Oltre ad aver messo in evidenza le “classiche” differenze a livello territoriale, a favore del Nord (soprattutto del Nord-Est) rispetto all’Italia centrale e in particolare al Mezzogiorno, l’indagine ha detto che le città sono apprezzate soprattutto per i loro servizi culturali, soddisfacenti per il 75% dei laureati, e per i servizi sanitari (71%), seguiti da quelli ricreativi (65%) e dai trasporti (60%): l’offerta culturale raggiunge il massimo dei consensi a Roma, Torino e Venezia, mentre Bologna è l’unica città premiata con cinque stelle sui servizi sanitari.

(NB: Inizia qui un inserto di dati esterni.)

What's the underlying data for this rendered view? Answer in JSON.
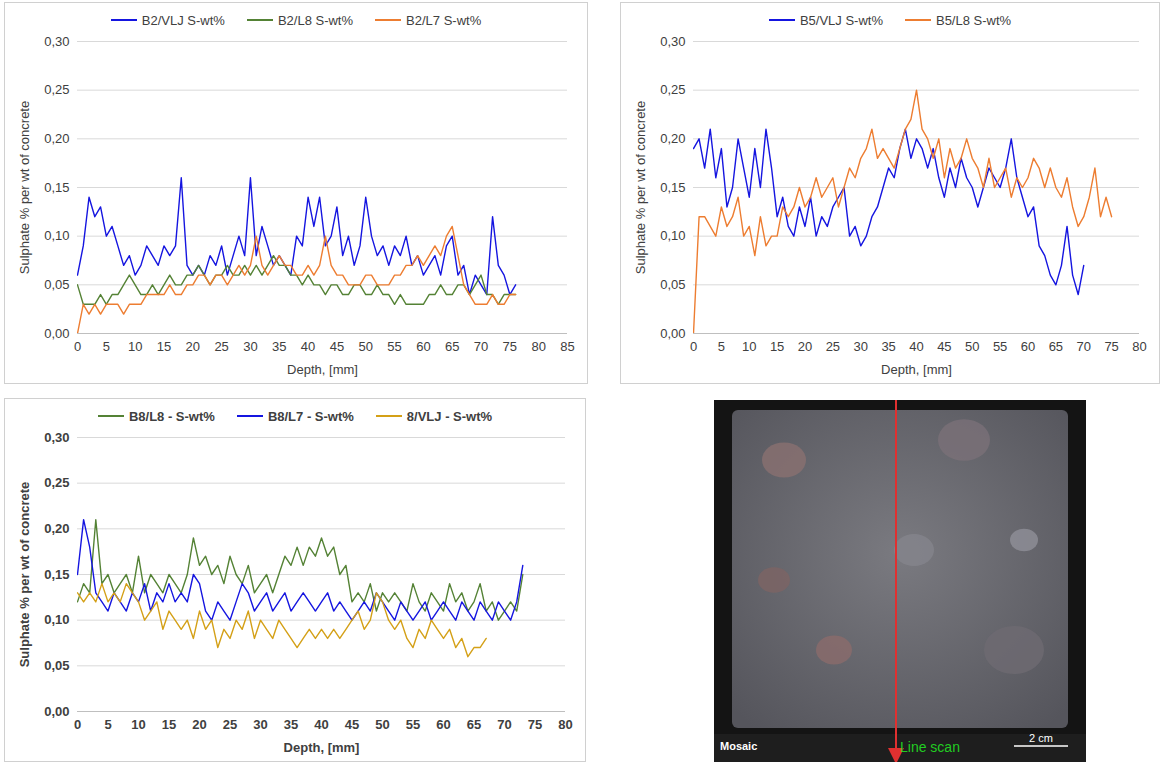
{
  "chart_data": [
    {
      "type": "line",
      "x_label": "Depth, [mm]",
      "y_label": "Sulphate % per wt of concrete",
      "xlim": [
        0,
        85
      ],
      "xticks": [
        0,
        5,
        10,
        15,
        20,
        25,
        30,
        35,
        40,
        45,
        50,
        55,
        60,
        65,
        70,
        75,
        80,
        85
      ],
      "ylim": [
        0,
        0.3
      ],
      "yticks": [
        {
          "value": 0,
          "label": "0,00"
        },
        {
          "value": 0.05,
          "label": "0,05"
        },
        {
          "value": 0.1,
          "label": "0,10"
        },
        {
          "value": 0.15,
          "label": "0,15"
        },
        {
          "value": 0.2,
          "label": "0,20"
        },
        {
          "value": 0.25,
          "label": "0,25"
        },
        {
          "value": 0.3,
          "label": "0,30"
        }
      ],
      "grid": true,
      "legend": "top",
      "x": [
        0,
        1,
        2,
        3,
        4,
        5,
        6,
        7,
        8,
        9,
        10,
        11,
        12,
        13,
        14,
        15,
        16,
        17,
        18,
        19,
        20,
        21,
        22,
        23,
        24,
        25,
        26,
        27,
        28,
        29,
        30,
        31,
        32,
        33,
        34,
        35,
        36,
        37,
        38,
        39,
        40,
        41,
        42,
        43,
        44,
        45,
        46,
        47,
        48,
        49,
        50,
        51,
        52,
        53,
        54,
        55,
        56,
        57,
        58,
        59,
        60,
        61,
        62,
        63,
        64,
        65,
        66,
        67,
        68,
        69,
        70,
        71,
        72,
        73,
        74,
        75,
        76
      ],
      "series": [
        {
          "name": "B2/VLJ S-wt%",
          "color": "#1515e0",
          "values": [
            0.06,
            0.09,
            0.14,
            0.12,
            0.13,
            0.1,
            0.11,
            0.09,
            0.07,
            0.08,
            0.06,
            0.07,
            0.09,
            0.08,
            0.07,
            0.09,
            0.08,
            0.09,
            0.16,
            0.07,
            0.06,
            0.07,
            0.06,
            0.08,
            0.07,
            0.09,
            0.06,
            0.08,
            0.1,
            0.08,
            0.16,
            0.08,
            0.11,
            0.09,
            0.07,
            0.08,
            0.07,
            0.06,
            0.1,
            0.09,
            0.14,
            0.11,
            0.14,
            0.09,
            0.1,
            0.13,
            0.08,
            0.1,
            0.07,
            0.09,
            0.14,
            0.1,
            0.08,
            0.09,
            0.07,
            0.09,
            0.08,
            0.1,
            0.07,
            0.08,
            0.06,
            0.07,
            0.08,
            0.06,
            0.09,
            0.1,
            0.06,
            0.07,
            0.04,
            0.06,
            0.05,
            0.04,
            0.12,
            0.07,
            0.06,
            0.04,
            0.05
          ]
        },
        {
          "name": "B2/L8 S-wt%",
          "color": "#548235",
          "values": [
            0.05,
            0.03,
            0.03,
            0.03,
            0.04,
            0.03,
            0.04,
            0.04,
            0.05,
            0.06,
            0.05,
            0.04,
            0.04,
            0.05,
            0.04,
            0.05,
            0.06,
            0.05,
            0.05,
            0.06,
            0.06,
            0.07,
            0.06,
            0.05,
            0.06,
            0.06,
            0.07,
            0.06,
            0.06,
            0.07,
            0.06,
            0.07,
            0.06,
            0.07,
            0.08,
            0.07,
            0.07,
            0.06,
            0.06,
            0.05,
            0.06,
            0.05,
            0.05,
            0.04,
            0.05,
            0.05,
            0.04,
            0.04,
            0.05,
            0.05,
            0.04,
            0.04,
            0.05,
            0.04,
            0.04,
            0.03,
            0.04,
            0.03,
            0.03,
            0.03,
            0.03,
            0.04,
            0.04,
            0.05,
            0.04,
            0.04,
            0.05,
            0.05,
            0.04,
            0.05,
            0.06,
            0.04,
            0.04,
            0.03,
            0.04,
            0.04,
            0.04
          ]
        },
        {
          "name": "B2/L7 S-wt%",
          "color": "#ed7d31",
          "values": [
            0.0,
            0.03,
            0.02,
            0.03,
            0.02,
            0.03,
            0.03,
            0.03,
            0.02,
            0.03,
            0.03,
            0.03,
            0.04,
            0.04,
            0.04,
            0.04,
            0.05,
            0.04,
            0.04,
            0.05,
            0.05,
            0.06,
            0.06,
            0.05,
            0.06,
            0.06,
            0.05,
            0.06,
            0.07,
            0.06,
            0.07,
            0.1,
            0.07,
            0.06,
            0.07,
            0.08,
            0.07,
            0.07,
            0.06,
            0.06,
            0.07,
            0.06,
            0.07,
            0.1,
            0.07,
            0.06,
            0.06,
            0.05,
            0.05,
            0.05,
            0.06,
            0.06,
            0.05,
            0.05,
            0.05,
            0.06,
            0.06,
            0.07,
            0.07,
            0.08,
            0.07,
            0.08,
            0.09,
            0.08,
            0.1,
            0.11,
            0.08,
            0.05,
            0.04,
            0.03,
            0.03,
            0.03,
            0.04,
            0.03,
            0.03,
            0.04,
            0.04
          ]
        }
      ]
    },
    {
      "type": "line",
      "x_label": "Depth, [mm]",
      "y_label": "Sulphate % per wt of concrete",
      "xlim": [
        0,
        80
      ],
      "xticks": [
        0,
        5,
        10,
        15,
        20,
        25,
        30,
        35,
        40,
        45,
        50,
        55,
        60,
        65,
        70,
        75,
        80
      ],
      "ylim": [
        0,
        0.3
      ],
      "yticks": [
        {
          "value": 0,
          "label": "0,00"
        },
        {
          "value": 0.05,
          "label": "0,05"
        },
        {
          "value": 0.1,
          "label": "0,10"
        },
        {
          "value": 0.15,
          "label": "0,15"
        },
        {
          "value": 0.2,
          "label": "0,20"
        },
        {
          "value": 0.25,
          "label": "0,25"
        },
        {
          "value": 0.3,
          "label": "0,30"
        }
      ],
      "grid": true,
      "legend": "top",
      "x": [
        0,
        1,
        2,
        3,
        4,
        5,
        6,
        7,
        8,
        9,
        10,
        11,
        12,
        13,
        14,
        15,
        16,
        17,
        18,
        19,
        20,
        21,
        22,
        23,
        24,
        25,
        26,
        27,
        28,
        29,
        30,
        31,
        32,
        33,
        34,
        35,
        36,
        37,
        38,
        39,
        40,
        41,
        42,
        43,
        44,
        45,
        46,
        47,
        48,
        49,
        50,
        51,
        52,
        53,
        54,
        55,
        56,
        57,
        58,
        59,
        60,
        61,
        62,
        63,
        64,
        65,
        66,
        67,
        68,
        69,
        70,
        71,
        72,
        73,
        74,
        75
      ],
      "series": [
        {
          "name": "B5/VLJ S-wt%",
          "color": "#1515e0",
          "values": [
            0.19,
            0.2,
            0.17,
            0.21,
            0.16,
            0.19,
            0.13,
            0.15,
            0.2,
            0.17,
            0.14,
            0.19,
            0.15,
            0.21,
            0.17,
            0.12,
            0.14,
            0.11,
            0.1,
            0.13,
            0.11,
            0.14,
            0.1,
            0.12,
            0.11,
            0.13,
            0.14,
            0.15,
            0.1,
            0.11,
            0.09,
            0.1,
            0.12,
            0.13,
            0.15,
            0.17,
            0.16,
            0.19,
            0.21,
            0.18,
            0.2,
            0.19,
            0.17,
            0.19,
            0.16,
            0.14,
            0.17,
            0.15,
            0.18,
            0.16,
            0.15,
            0.13,
            0.15,
            0.17,
            0.16,
            0.15,
            0.17,
            0.2,
            0.16,
            0.14,
            0.12,
            0.13,
            0.09,
            0.08,
            0.06,
            0.05,
            0.07,
            0.11,
            0.06,
            0.04,
            0.07,
            null,
            null,
            null,
            null,
            null
          ]
        },
        {
          "name": "B5/L8 S-wt%",
          "color": "#ed7d31",
          "values": [
            0.0,
            0.12,
            0.12,
            0.11,
            0.1,
            0.13,
            0.11,
            0.12,
            0.14,
            0.1,
            0.11,
            0.08,
            0.12,
            0.09,
            0.1,
            0.1,
            0.13,
            0.12,
            0.13,
            0.15,
            0.13,
            0.14,
            0.16,
            0.14,
            0.15,
            0.16,
            0.13,
            0.15,
            0.17,
            0.16,
            0.18,
            0.19,
            0.21,
            0.18,
            0.19,
            0.18,
            0.17,
            0.19,
            0.21,
            0.22,
            0.25,
            0.21,
            0.2,
            0.18,
            0.2,
            0.16,
            0.19,
            0.17,
            0.18,
            0.2,
            0.18,
            0.17,
            0.15,
            0.18,
            0.15,
            0.16,
            0.17,
            0.14,
            0.16,
            0.15,
            0.16,
            0.18,
            0.17,
            0.15,
            0.17,
            0.15,
            0.14,
            0.16,
            0.13,
            0.11,
            0.12,
            0.14,
            0.17,
            0.12,
            0.14,
            0.12
          ]
        }
      ]
    },
    {
      "type": "line",
      "x_label": "Depth, [mm]",
      "y_label": "Sulphate % per wt of concrete",
      "xlim": [
        0,
        80
      ],
      "xticks": [
        0,
        5,
        10,
        15,
        20,
        25,
        30,
        35,
        40,
        45,
        50,
        55,
        60,
        65,
        70,
        75,
        80
      ],
      "ylim": [
        0,
        0.3
      ],
      "yticks": [
        {
          "value": 0,
          "label": "0,00"
        },
        {
          "value": 0.05,
          "label": "0,05"
        },
        {
          "value": 0.1,
          "label": "0,10"
        },
        {
          "value": 0.15,
          "label": "0,15"
        },
        {
          "value": 0.2,
          "label": "0,20"
        },
        {
          "value": 0.25,
          "label": "0,25"
        },
        {
          "value": 0.3,
          "label": "0,30"
        }
      ],
      "grid": true,
      "legend": "top",
      "x": [
        0,
        1,
        2,
        3,
        4,
        5,
        6,
        7,
        8,
        9,
        10,
        11,
        12,
        13,
        14,
        15,
        16,
        17,
        18,
        19,
        20,
        21,
        22,
        23,
        24,
        25,
        26,
        27,
        28,
        29,
        30,
        31,
        32,
        33,
        34,
        35,
        36,
        37,
        38,
        39,
        40,
        41,
        42,
        43,
        44,
        45,
        46,
        47,
        48,
        49,
        50,
        51,
        52,
        53,
        54,
        55,
        56,
        57,
        58,
        59,
        60,
        61,
        62,
        63,
        64,
        65,
        66,
        67,
        68,
        69,
        70,
        71,
        72,
        73
      ],
      "series": [
        {
          "name": "B8/L8 - S-wt%",
          "color": "#548235",
          "values": [
            0.12,
            0.14,
            0.13,
            0.21,
            0.14,
            0.15,
            0.13,
            0.14,
            0.15,
            0.13,
            0.17,
            0.13,
            0.15,
            0.14,
            0.13,
            0.15,
            0.14,
            0.13,
            0.15,
            0.19,
            0.16,
            0.17,
            0.15,
            0.16,
            0.14,
            0.17,
            0.15,
            0.14,
            0.16,
            0.13,
            0.14,
            0.15,
            0.13,
            0.15,
            0.17,
            0.16,
            0.18,
            0.16,
            0.18,
            0.17,
            0.19,
            0.17,
            0.18,
            0.15,
            0.16,
            0.12,
            0.13,
            0.12,
            0.14,
            0.11,
            0.13,
            0.12,
            0.13,
            0.12,
            0.11,
            0.14,
            0.12,
            0.11,
            0.13,
            0.12,
            0.11,
            0.14,
            0.12,
            0.13,
            0.11,
            0.12,
            0.14,
            0.11,
            0.12,
            0.1,
            0.11,
            0.12,
            0.11,
            0.15
          ]
        },
        {
          "name": "B8/L7 - S-wt%",
          "color": "#1515e0",
          "values": [
            0.15,
            0.21,
            0.18,
            0.13,
            0.12,
            0.11,
            0.13,
            0.12,
            0.11,
            0.13,
            0.12,
            0.14,
            0.11,
            0.13,
            0.12,
            0.14,
            0.12,
            0.13,
            0.12,
            0.15,
            0.14,
            0.11,
            0.1,
            0.12,
            0.11,
            0.1,
            0.12,
            0.14,
            0.13,
            0.11,
            0.12,
            0.13,
            0.11,
            0.12,
            0.13,
            0.11,
            0.12,
            0.13,
            0.12,
            0.11,
            0.12,
            0.13,
            0.11,
            0.12,
            0.11,
            0.1,
            0.11,
            0.12,
            0.11,
            0.13,
            0.12,
            0.11,
            0.1,
            0.12,
            0.11,
            0.1,
            0.11,
            0.12,
            0.1,
            0.11,
            0.12,
            0.11,
            0.1,
            0.12,
            0.11,
            0.1,
            0.12,
            0.11,
            0.1,
            0.12,
            0.11,
            0.1,
            0.12,
            0.16
          ]
        },
        {
          "name": "8/VLJ - S-wt%",
          "color": "#d4a017",
          "values": [
            0.13,
            0.12,
            0.13,
            0.12,
            0.14,
            0.12,
            0.13,
            0.12,
            0.14,
            0.13,
            0.12,
            0.1,
            0.11,
            0.12,
            0.09,
            0.11,
            0.1,
            0.09,
            0.1,
            0.08,
            0.11,
            0.09,
            0.1,
            0.07,
            0.09,
            0.08,
            0.1,
            0.09,
            0.11,
            0.08,
            0.1,
            0.09,
            0.08,
            0.1,
            0.09,
            0.08,
            0.07,
            0.08,
            0.09,
            0.08,
            0.09,
            0.08,
            0.09,
            0.08,
            0.09,
            0.1,
            0.11,
            0.09,
            0.1,
            0.13,
            0.12,
            0.1,
            0.09,
            0.1,
            0.08,
            0.07,
            0.09,
            0.08,
            0.1,
            0.09,
            0.08,
            0.09,
            0.07,
            0.08,
            0.06,
            0.07,
            0.07,
            0.08,
            null,
            null,
            null,
            null,
            null,
            null
          ]
        }
      ]
    }
  ],
  "image": {
    "corner_label": "Mosaic",
    "line_label": "Line scan",
    "scale_label": "2 cm"
  }
}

I trasporti sembrano essere, per tutti i 73 comuni esaminati, la nota dolente: Torino e Bologna arrivano a quattro stelle, mentre Roma, Genova, Firenze, Bari, Catania e Venezia si fermano a tre.
Non va dimenticato infine che le città universitarie sono state guardate dalla lente d’ingrandimento dei “fuori-sede”, ossia giovani che spesso provengono da una realtà più svantaggiata, con uno spirito più pronto all’entusiasmo, mentre sono giudicate in modo molto più severo da chi ci ha sempre vissuto.